In its review of ADB’s disaster-related projects and programs, the study notes that disaster prevention accounted for one-third of investment, compared with two-thirds spent on disaster recovery. Yet, by some measures, one dollar invested today in reducing disaster risk saves at least four dollars in future relief and rehabilitation costs.

The independent evaluation study finds that ADB’s disaster-recovery projects have been much more successful than ADB-supported projects overall. But many of them had the limited objective of restoring particular types of infrastructure, rather than rehabilitating livelihoods, or increasing disaster resilience. So far, very few countries have focused on the disaster risks in their economic development plans. Member country governments and ADB must do more to highlight the need for investment in disaster prevention, not just in infrastructure, but also in relation to social development.

During 1995–2011, ADB provided funding of $10.37 billion for 264 natural disaster interventions, including 104 loans for $8.55 billion.

A special review of ADB’s disaster response programs in Bangladesh, Indonesia, and Pakistan finds several areas where ADB and the rest of the development community could improve both disaster response and preparation.

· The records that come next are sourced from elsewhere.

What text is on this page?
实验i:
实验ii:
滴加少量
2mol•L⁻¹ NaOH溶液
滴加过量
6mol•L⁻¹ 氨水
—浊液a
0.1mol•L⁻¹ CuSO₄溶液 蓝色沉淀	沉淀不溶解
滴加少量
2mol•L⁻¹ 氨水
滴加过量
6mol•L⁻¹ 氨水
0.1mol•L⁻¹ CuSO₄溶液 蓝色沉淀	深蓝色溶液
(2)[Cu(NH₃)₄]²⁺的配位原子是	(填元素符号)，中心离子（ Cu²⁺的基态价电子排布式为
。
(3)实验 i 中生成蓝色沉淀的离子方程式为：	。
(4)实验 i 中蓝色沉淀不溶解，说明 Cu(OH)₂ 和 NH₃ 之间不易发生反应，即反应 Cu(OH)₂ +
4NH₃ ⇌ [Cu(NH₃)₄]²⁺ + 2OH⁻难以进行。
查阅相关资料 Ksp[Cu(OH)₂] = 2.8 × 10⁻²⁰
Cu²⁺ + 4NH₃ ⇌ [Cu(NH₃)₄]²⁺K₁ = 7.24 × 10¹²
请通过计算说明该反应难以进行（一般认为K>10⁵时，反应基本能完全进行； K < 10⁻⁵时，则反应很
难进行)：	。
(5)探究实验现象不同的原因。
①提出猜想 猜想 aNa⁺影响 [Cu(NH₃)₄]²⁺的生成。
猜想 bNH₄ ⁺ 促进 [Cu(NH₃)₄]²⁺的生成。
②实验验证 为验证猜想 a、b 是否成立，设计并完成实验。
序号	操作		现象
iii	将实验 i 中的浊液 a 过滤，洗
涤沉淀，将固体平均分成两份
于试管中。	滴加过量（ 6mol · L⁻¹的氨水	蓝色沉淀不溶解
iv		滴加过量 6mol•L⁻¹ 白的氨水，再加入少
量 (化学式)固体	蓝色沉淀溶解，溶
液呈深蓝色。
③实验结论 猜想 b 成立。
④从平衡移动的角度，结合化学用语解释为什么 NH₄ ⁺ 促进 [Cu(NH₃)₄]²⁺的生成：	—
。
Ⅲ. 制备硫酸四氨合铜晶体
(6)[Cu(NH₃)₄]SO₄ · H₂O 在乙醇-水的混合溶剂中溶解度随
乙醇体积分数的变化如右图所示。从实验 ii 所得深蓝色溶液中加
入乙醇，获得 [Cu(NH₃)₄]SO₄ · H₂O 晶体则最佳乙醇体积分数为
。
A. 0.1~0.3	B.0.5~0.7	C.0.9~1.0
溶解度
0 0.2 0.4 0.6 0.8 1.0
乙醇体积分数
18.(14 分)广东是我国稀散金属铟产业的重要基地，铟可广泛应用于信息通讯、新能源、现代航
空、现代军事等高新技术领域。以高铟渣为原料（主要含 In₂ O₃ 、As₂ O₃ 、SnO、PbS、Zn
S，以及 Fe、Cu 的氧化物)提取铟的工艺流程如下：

In Bangladesh, for example, ADB has been efficient at renovating damaged roads and bridges. But it can support the proactive and successful disaster management programs the government has implemented. These programs have dramatically lowered deaths in this disaster-prone delta-region caused by regular, powerful cyclones. In a storm in 1997, for example, 111 were killed in contrast with 300,000 people in a similar storm in 1970.

In Indonesia—after the earthquake off Sumatra and resulting tsunami in December 2004, killing more than 200,000 around the Indian Ocean—the government gained valuable experience, through effective delegation, in handling the huge numbers of donors that line up to respond to such disasters. Greater support is now needed for strengthening the institutions that emerged out of the response to the disaster, including the National Agency for Disaster Management. This replaced the Aceh-Nias Rehabilitation and Reconstruction Agency (known as BRR)—set up in 2005 and dissolved in 2009 as it completed its task—as the government’s central coordinating body for disaster response and prevention.

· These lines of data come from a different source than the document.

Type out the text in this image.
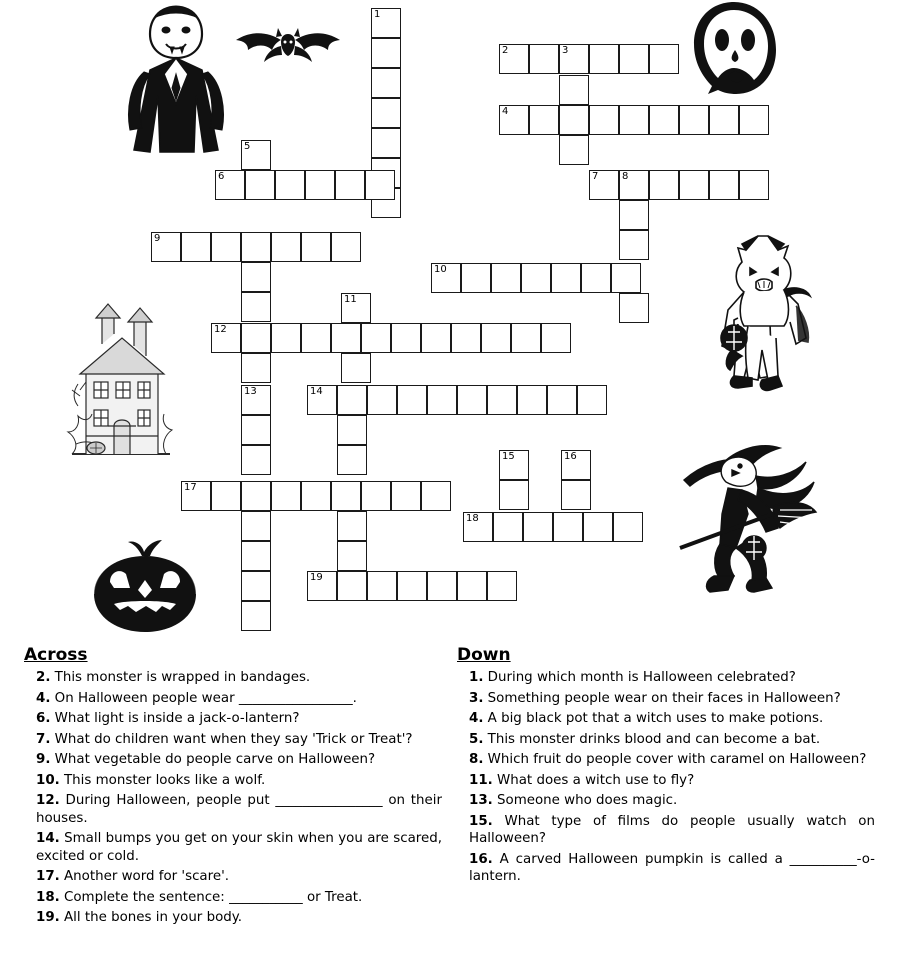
1
2	3
4
5
6	7 8
9
10
11
12
13	14
15	16
17
18
19
Across

2. This monster is wrapped in bandages.

4. On Halloween people wear _________________.

6. What light is inside a jack-o-lantern?

7. What do children want when they say 'Trick or Treat'?

9. What vegetable do people carve on Halloween?

10. This monster looks like a wolf.

12. During Halloween, people put ________________ on their houses.

14. Small bumps you get on your skin when you are scared, excited or cold.

17. Another word for 'scare'.

18. Complete the sentence: ___________ or Treat.

19. All the bones in your body.

Down

1. During which month is Halloween celebrated?

3. Something people wear on their faces in Halloween?

4. A big black pot that a witch uses to make potions.

5. This monster drinks blood and can become a bat.

8. Which fruit do people cover with caramel on Halloween?

11. What does a witch use to fly?

13. Someone who does magic.

15. What type of films do people usually watch on Halloween?

16. A carved Halloween pumpkin is called a __________-o-lantern.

Another lesson learned in the earthquake-tsunami response is the hugely complex needs such disasters create. “You cannot simply rehabilitate roads and bridges and then build temporary shelter. Often, poverty, gender, ethnic issues, property rights and other problems compound the difficulties and require much greater attention and capacity for response from the development community,” says Tomoo Ueda, Principal Evaluation Specialist and the main author.

In Pakistan, where the country’s defense forces have gained respect for their disaster response, there is significant need for greater support for civil disaster-management institutions, such as the National Disaster Management Authority.

“Throughout the region, we must recognize that investments in disaster risk management are an essential means to sustaining growth and poverty reduction,” says Thomas.